5. Key Recommendations
- Check every automation at least twice a year; three times for revenue-critical systems.
- Stamp every change or audit with the date.
- Player vigilance: Emma notes, "Anything that brings in money needs a quarterly look, minimum." (02:20)
- Don’t trust automation blindly—test your systems, especially before major launches or blackout dates.
- Legacy issues will not announce themselves; you have to look for them.
Notable Quotes & Memorable Moments
- Richard: “The thing about legacy systems is that you don't look for the problems. If you're not actively doing that, you will not see what is going wrong.” (01:01)

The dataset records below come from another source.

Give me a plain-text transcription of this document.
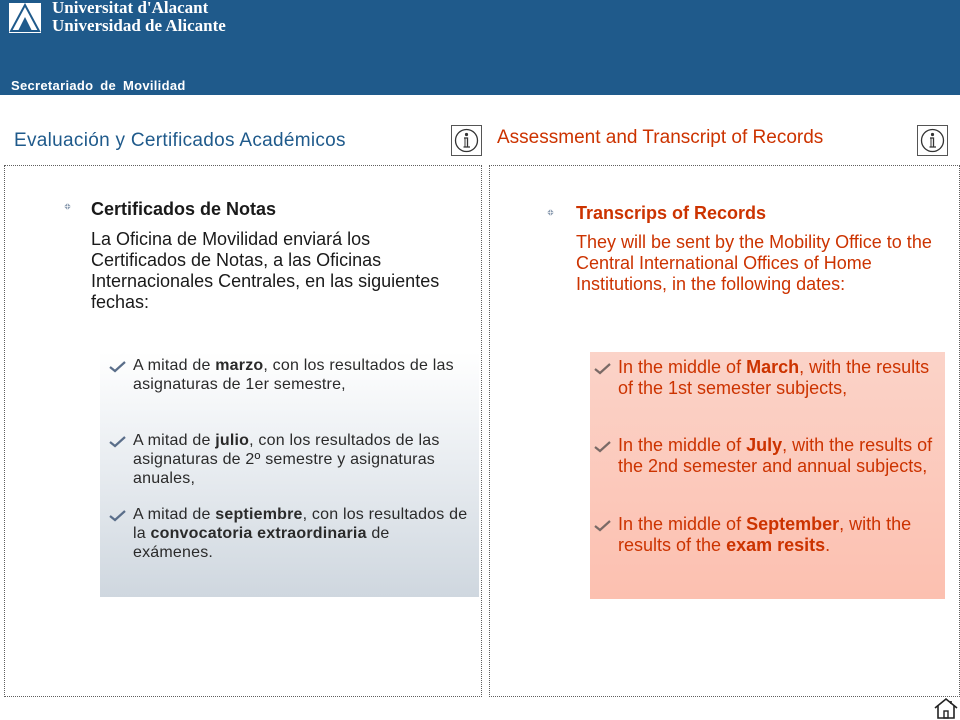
Universitat d'Alacant
Universidad de Alicante
Secretariado de Movilidad
Evaluación y Certificados Académicos	Assessment and Transcript of Records
Certificados de Notas
La Oficina de Movilidad enviará los Certificados de Notas, a las Oficinas Internacionales Centrales, en las siguientes fechas:
A mitad de marzo, con los resultados de las asignaturas de 1er semestre,
A mitad de julio, con los resultados de las asignaturas de 2º semestre y asignaturas anuales,
A mitad de septiembre, con los resultados de la convocatoria extraordinaria de exámenes.
Transcrips of Records
They will be sent by the Mobility Office to the Central International Offices of Home Institutions, in the following dates:
In the middle of March, with the results of the 1st semester subjects,
In the middle of July, with the results of the 2nd semester and annual subjects,
In the middle of September, with the results of the exam resits.
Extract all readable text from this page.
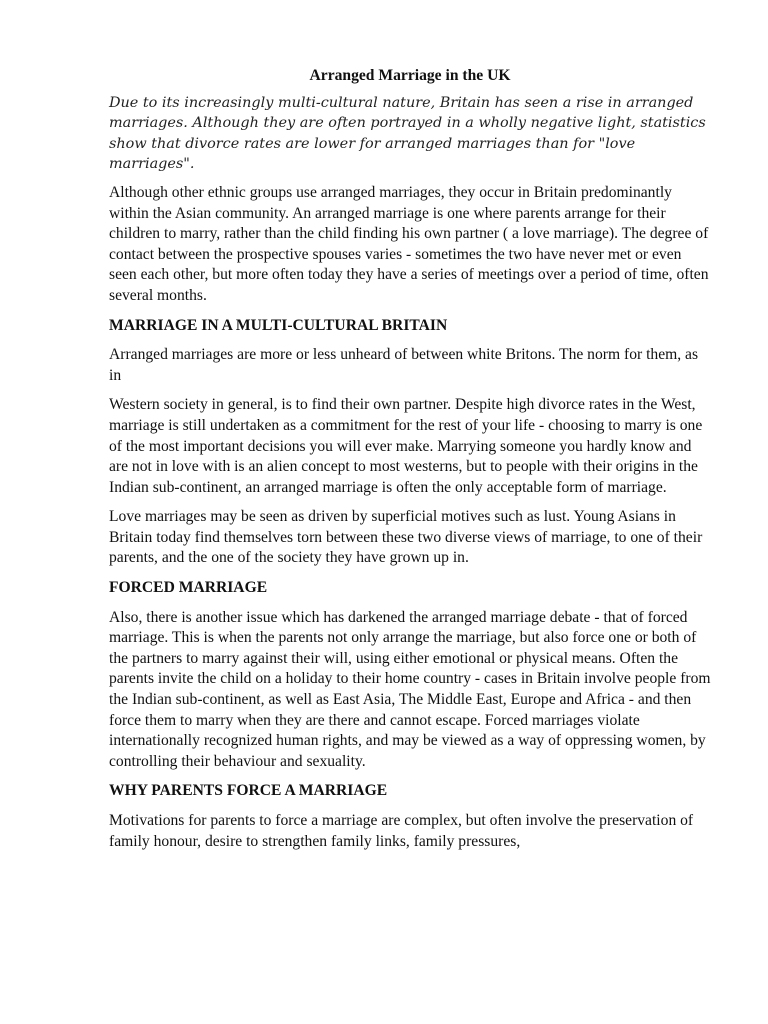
Arranged Marriage in the UK

Due to its increasingly multi-cultural nature, Britain has seen a rise in arranged marriages. Although they are often portrayed in a wholly negative light, statistics show that divorce rates are lower for arranged marriages than for "love marriages".

Although other ethnic groups use arranged marriages, they occur in Britain predominantly within the Asian community. An arranged marriage is one where parents arrange for their children to marry, rather than the child finding his own partner ( a love marriage). The degree of contact between the prospective spouses varies - sometimes the two have never met or even seen each other, but more often today they have a series of meetings over a period of time, often several months.

MARRIAGE IN A MULTI-CULTURAL BRITAIN

Arranged marriages are more or less unheard of between white Britons. The norm for them, as in

Western society in general, is to find their own partner. Despite high divorce rates in the West, marriage is still undertaken as a commitment for the rest of your life - choosing to marry is one of the most important decisions you will ever make. Marrying someone you hardly know and are not in love with is an alien concept to most westerns, but to people with their origins in the Indian sub-continent, an arranged marriage is often the only acceptable form of marriage.

Love marriages may be seen as driven by superficial motives such as lust. Young Asians in Britain today find themselves torn between these two diverse views of marriage, to one of their parents, and the one of the society they have grown up in.

FORCED MARRIAGE

Also, there is another issue which has darkened the arranged marriage debate - that of forced marriage. This is when the parents not only arrange the marriage, but also force one or both of the partners to marry against their will, using either emotional or physical means. Often the parents invite the child on a holiday to their home country - cases in Britain involve people from the Indian sub-continent, as well as East Asia, The Middle East, Europe and Africa - and then force them to marry when they are there and cannot escape. Forced marriages violate internationally recognized human rights, and may be viewed as a way of oppressing women, by controlling their behaviour and sexuality.

WHY PARENTS FORCE A MARRIAGE

Motivations for parents to force a marriage are complex, but often involve the preservation of family honour, desire to strengthen family links, family pressures,
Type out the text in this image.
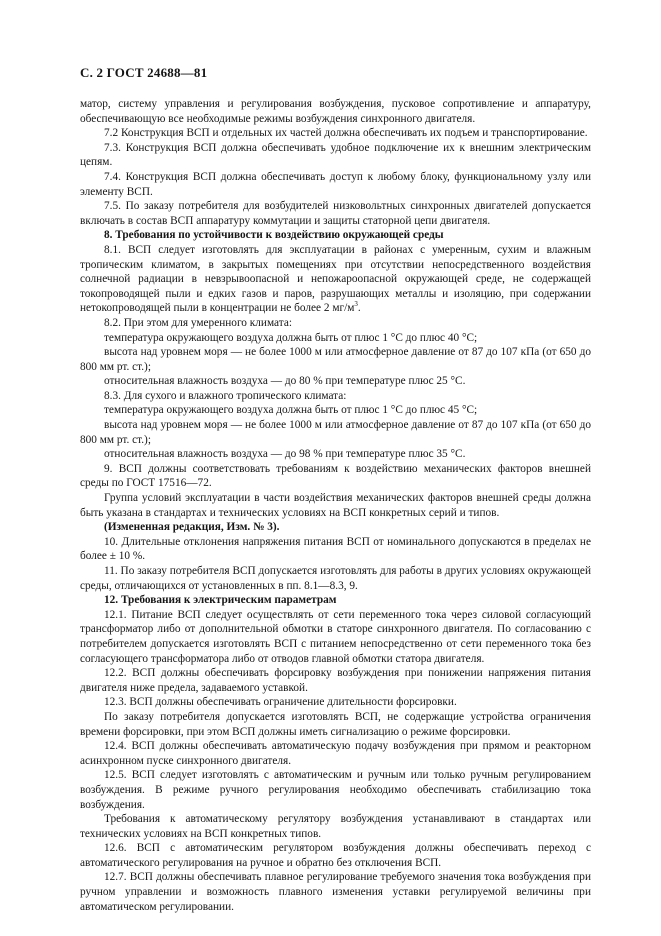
С. 2 ГОСТ 24688—81

матор, систему управления и регулирования возбуждения, пусковое сопротивление и аппаратуру, обеспечивающую все необходимые режимы возбуждения синхронного двигателя.

7.2 Конструкция ВСП и отдельных их частей должна обеспечивать их подъем и транспортирование.

7.3. Конструкция ВСП должна обеспечивать удобное подключение их к внешним электрическим цепям.

7.4. Конструкция ВСП должна обеспечивать доступ к любому блоку, функциональному узлу или элементу ВСП.

7.5. По заказу потребителя для возбудителей низковольтных синхронных двигателей допускается включать в состав ВСП аппаратуру коммутации и защиты статорной цепи двигателя.

8. Требования по устойчивости к воздействию окружающей среды

8.1. ВСП следует изготовлять для эксплуатации в районах с умеренным, сухим и влажным тропическим климатом, в закрытых помещениях при отсутствии непосредственного воздействия солнечной радиации в невзрывоопасной и непожароопасной окружающей среде, не содержащей токопроводящей пыли и едких газов и паров, разрушающих металлы и изоляцию, при содержании нетокопроводящей пыли в концентрации не более 2 $мг/м^3$.

8.2. При этом для умеренного климата:

температура окружающего воздуха должна быть от плюс 1 °С до плюс 40 °С;

высота над уровнем моря — не более 1000 м или атмосферное давление от 87 до 107 кПа (от 650 до 800 мм рт. ст.);

относительная влажность воздуха — до 80 % при температуре плюс 25 °С.

8.3. Для сухого и влажного тропического климата:

температура окружающего воздуха должна быть от плюс 1 °С до плюс 45 °С;

высота над уровнем моря — не более 1000 м или атмосферное давление от 87 до 107 кПа (от 650 до 800 мм рт. ст.);

относительная влажность воздуха — до 98 % при температуре плюс 35 °С.

9. ВСП должны соответствовать требованиям к воздействию механических факторов внешней среды по ГОСТ 17516—72.

Группа условий эксплуатации в части воздействия механических факторов внешней среды должна быть указана в стандартах и технических условиях на ВСП конкретных серий и типов.

(Измененная редакция, Изм. № 3).

10. Длительные отклонения напряжения питания ВСП от номинального допускаются в пределах не более ± 10 %.

11. По заказу потребителя ВСП допускается изготовлять для работы в других условиях окружающей среды, отличающихся от установленных в пп. 8.1—8.3, 9.

12. Требования к электрическим параметрам

12.1. Питание ВСП следует осуществлять от сети переменного тока через силовой согласующий трансформатор либо от дополнительной обмотки в статоре синхронного двигателя. По согласованию с потребителем допускается изготовлять ВСП с питанием непосредственно от сети переменного тока без согласующего трансформатора либо от отводов главной обмотки статора двигателя.

12.2. ВСП должны обеспечивать форсировку возбуждения при понижении напряжения питания двигателя ниже предела, задаваемого уставкой.

12.3. ВСП должны обеспечивать ограничение длительности форсировки.

По заказу потребителя допускается изготовлять ВСП, не содержащие устройства ограничения времени форсировки, при этом ВСП должны иметь сигнализацию о режиме форсировки.

12.4. ВСП должны обеспечивать автоматическую подачу возбуждения при прямом и реакторном асинхронном пуске синхронного двигателя.

12.5. ВСП следует изготовлять с автоматическим и ручным или только ручным регулированием возбуждения. В режиме ручного регулирования необходимо обеспечивать стабилизацию тока возбуждения.

Требования к автоматическому регулятору возбуждения устанавливают в стандартах или технических условиях на ВСП конкретных типов.

12.6. ВСП с автоматическим регулятором возбуждения должны обеспечивать переход с автоматического регулирования на ручное и обратно без отключения ВСП.

12.7. ВСП должны обеспечивать плавное регулирование требуемого значения тока возбуждения при ручном управлении и возможность плавного изменения уставки регулируемой величины при автоматическом регулировании.
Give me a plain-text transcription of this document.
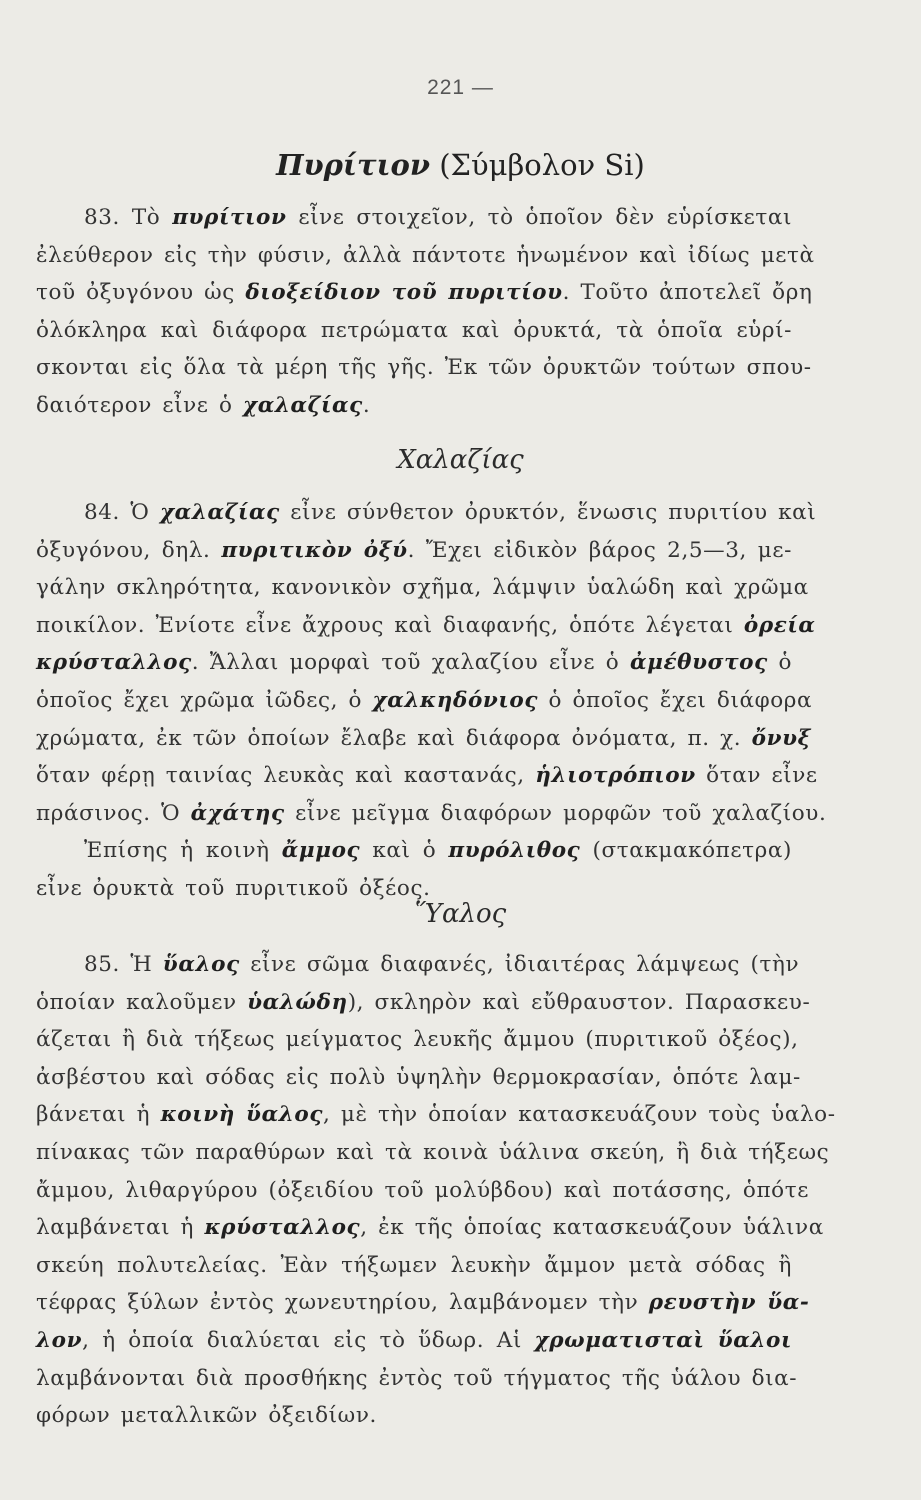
221 —
Πυρίτιον (Σύμβολον Si)
83. Τὸ πυρίτιον εἶνε στοιχεῖον, τὸ ὁποῖον δὲν εὑρίσκεται
ἐλεύθερον εἰς τὴν φύσιν, ἀλλὰ πάντοτε ἡνωμένον καὶ ἰδίως μετὰ
τοῦ ὀξυγόνου ὡς διοξείδιον τοῦ πυριτίου. Τοῦτο ἀποτελεῖ ὄρη
ὁλόκληρα καὶ διάφορα πετρώματα καὶ ὀρυκτά, τὰ ὁποῖα εὑρί-
σκονται εἰς ὅλα τὰ μέρη τῆς γῆς. Ἐκ τῶν ὀρυκτῶν τούτων σπου-
δαιότερον εἶνε ὁ χαλαζίας.
Χαλαζίας
84. Ὁ χαλαζίας εἶνε σύνθετον ὀρυκτόν, ἕνωσις πυριτίου καὶ
ὀξυγόνου, δηλ. πυριτικὸν ὀξύ. Ἔχει εἰδικὸν βάρος 2,5—3, με-
γάλην σκληρότητα, κανονικὸν σχῆμα, λάμψιν ὑαλώδη καὶ χρῶμα
ποικίλον. Ἐνίοτε εἶνε ἄχρους καὶ διαφανής, ὁπότε λέγεται ὀρεία
κρύσταλλος. Ἄλλαι μορφαὶ τοῦ χαλαζίου εἶνε ὁ ἀμέθυστος ὁ
ὁποῖος ἔχει χρῶμα ἰῶδες, ὁ χαλκηδόνιος ὁ ὁποῖος ἔχει διάφορα
χρώματα, ἐκ τῶν ὁποίων ἔλαβε καὶ διάφορα ὀνόματα, π. χ. ὄνυξ
ὅταν φέρῃ ταινίας λευκὰς καὶ καστανάς, ἡλιοτρόπιον ὅταν εἶνε
πράσινος. Ὁ ἀχάτης εἶνε μεῖγμα διαφόρων μορφῶν τοῦ χαλαζίου.
Ἐπίσης ἡ κοινὴ ἄμμος καὶ ὁ πυρόλιθος (στακμακόπετρα)
εἶνε ὀρυκτὰ τοῦ πυριτικοῦ ὀξέος.
Ὕαλος
85. Ἡ ὕαλος εἶνε σῶμα διαφανές, ἰδιαιτέρας λάμψεως (τὴν
ὁποίαν καλοῦμεν ὑαλώδη), σκληρὸν καὶ εὔθραυστον. Παρασκευ-
άζεται ἢ διὰ τήξεως μείγματος λευκῆς ἄμμου (πυριτικοῦ ὀξέος),
ἀσβέστου καὶ σόδας εἰς πολὺ ὑψηλὴν θερμοκρασίαν, ὁπότε λαμ-
βάνεται ἡ κοινὴ ὕαλος, μὲ τὴν ὁποίαν κατασκευάζουν τοὺς ὑαλο-
πίνακας τῶν παραθύρων καὶ τὰ κοινὰ ὑάλινα σκεύη, ἢ διὰ τήξεως
ἄμμου, λιθαργύρου (ὀξειδίου τοῦ μολύβδου) καὶ ποτάσσης, ὁπότε
λαμβάνεται ἡ κρύσταλλος, ἐκ τῆς ὁποίας κατασκευάζουν ὑάλινα
σκεύη πολυτελείας. Ἐὰν τήξωμεν λευκὴν ἄμμον μετὰ σόδας ἢ
τέφρας ξύλων ἐντὸς χωνευτηρίου, λαμβάνομεν τὴν ρευστὴν ὕα-
λον, ἡ ὁποία διαλύεται εἰς τὸ ὕδωρ. Αἱ χρωματισταὶ ὕαλοι
λαμβάνονται διὰ προσθήκης ἐντὸς τοῦ τήγματος τῆς ὑάλου δια-
φόρων μεταλλικῶν ὀξειδίων.
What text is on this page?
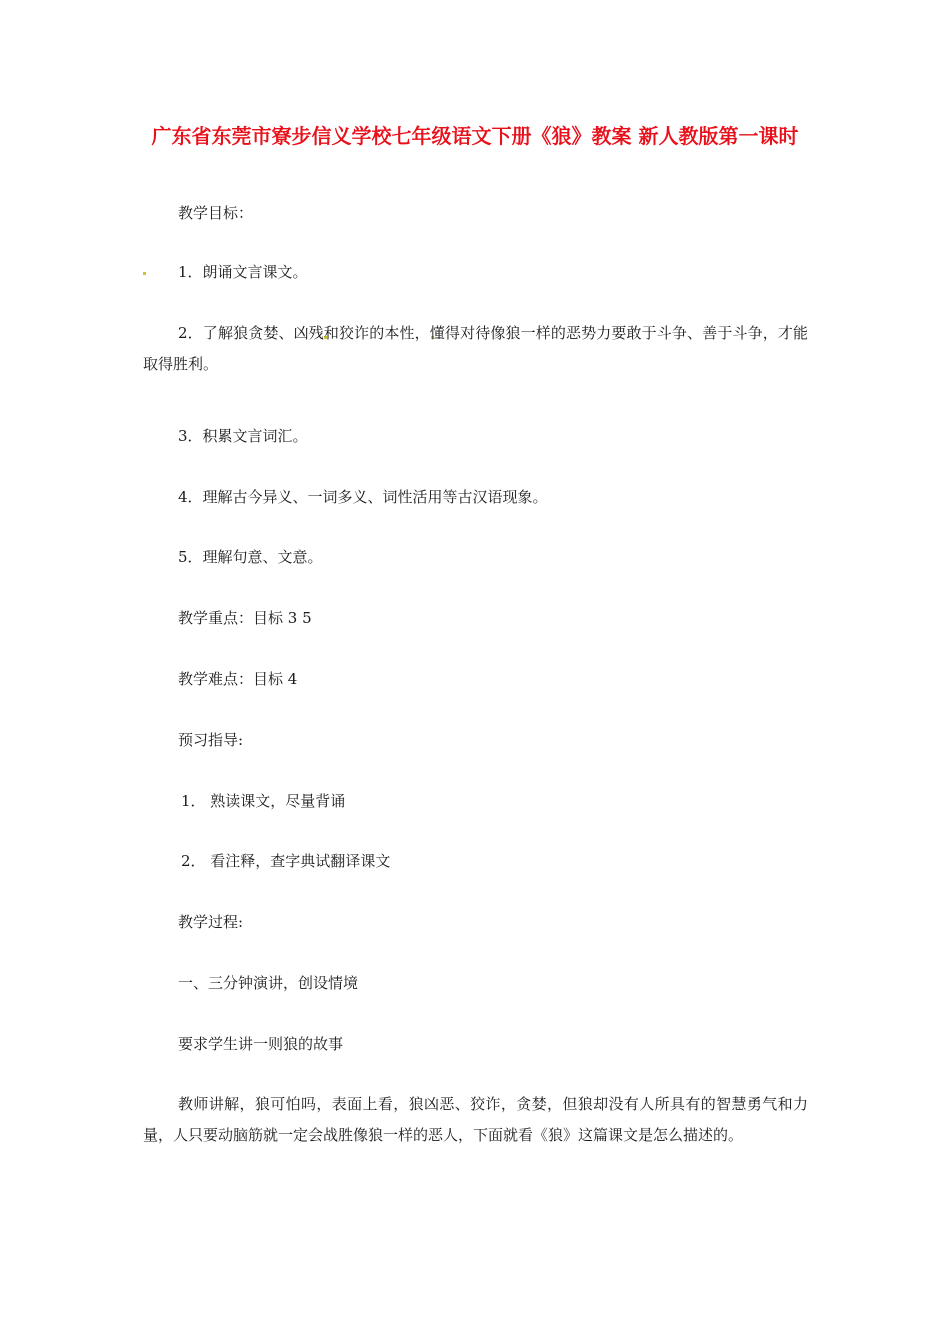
广东省东莞市寮步信义学校七年级语文下册《狼》教案 新人教版第一课时
教学目标：
1．朗诵文言课文。
2．了解狼贪婪、凶残和狡诈的本性，懂得对待像狼一样的恶势力要敢于斗争、善于斗争，才能取得胜利。
3．积累文言词汇。
4．理解古今异义、一词多义、词性活用等古汉语现象。
5．理解句意、文意。
教学重点：目标 3 5
教学难点：目标 4
预习指导:
1． 熟读课文，尽量背诵
2． 看注释，查字典试翻译课文
教学过程:
一、三分钟演讲，创设情境
要求学生讲一则狼的故事
教师讲解，狼可怕吗，表面上看，狼凶恶、狡诈，贪婪，但狼却没有人所具有的智慧勇气和力量，人只要动脑筋就一定会战胜像狼一样的恶人，下面就看《狼》这篇课文是怎么描述的。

- Emma: “You need to go through the whole thing. The thing about automation is it really is prone to the butterfly effect... a tag that hasn't been properly updated. This can have catastrophic effects and you can't predict for it.” (03:05)
- Emma (on the fateful night): “Thank God it was an off year for me drinking... because I was completely sober and I got a phone call at 12:01, 12:02. Hey Emma, we just went to check our links... they're all down.” (04:22)
- Emma (on urgency): “It took them two and a half hours to report that it was down and six hours to get it back up.” (04:50)
- Richard: "How many hundreds of thousands of dollars do you think that that cost their clients and how many millions of dollars in the future did it cost them? Because the clients did leave in droves." (05:40)
Timestamps for Key Segments
- 00:00 – 01:01: Introduction to automation’s butterfly effect; why small issues cause big disasters
- 01:01 – 02:16: How often to review automations; differences for revenue-generating systems
- 02:53 – 03:44: Special case for launches, split testing, and incremental changes
- 04:21 – 05:40: Detailed story: Million-dollar CRM automation failure on New Year’s Eve
- 05:40 – End: Lessons learned, SOP announcement, and Visionary Vault plug
Final Takeaways
- Never treat “set and forget” automation as truly hands-off.
- Institute a rigorous review schedule with milestones and date stamps.
- Prepare for the unexpected—test and probe before crunch time.
- Practical tools (SOPs, checklists) are available for immediate implementation (see Visionary Vault).
This episode is a tactical wake-up call for every business that relies on automation, blending war stories with actionable advice—Special Ops style.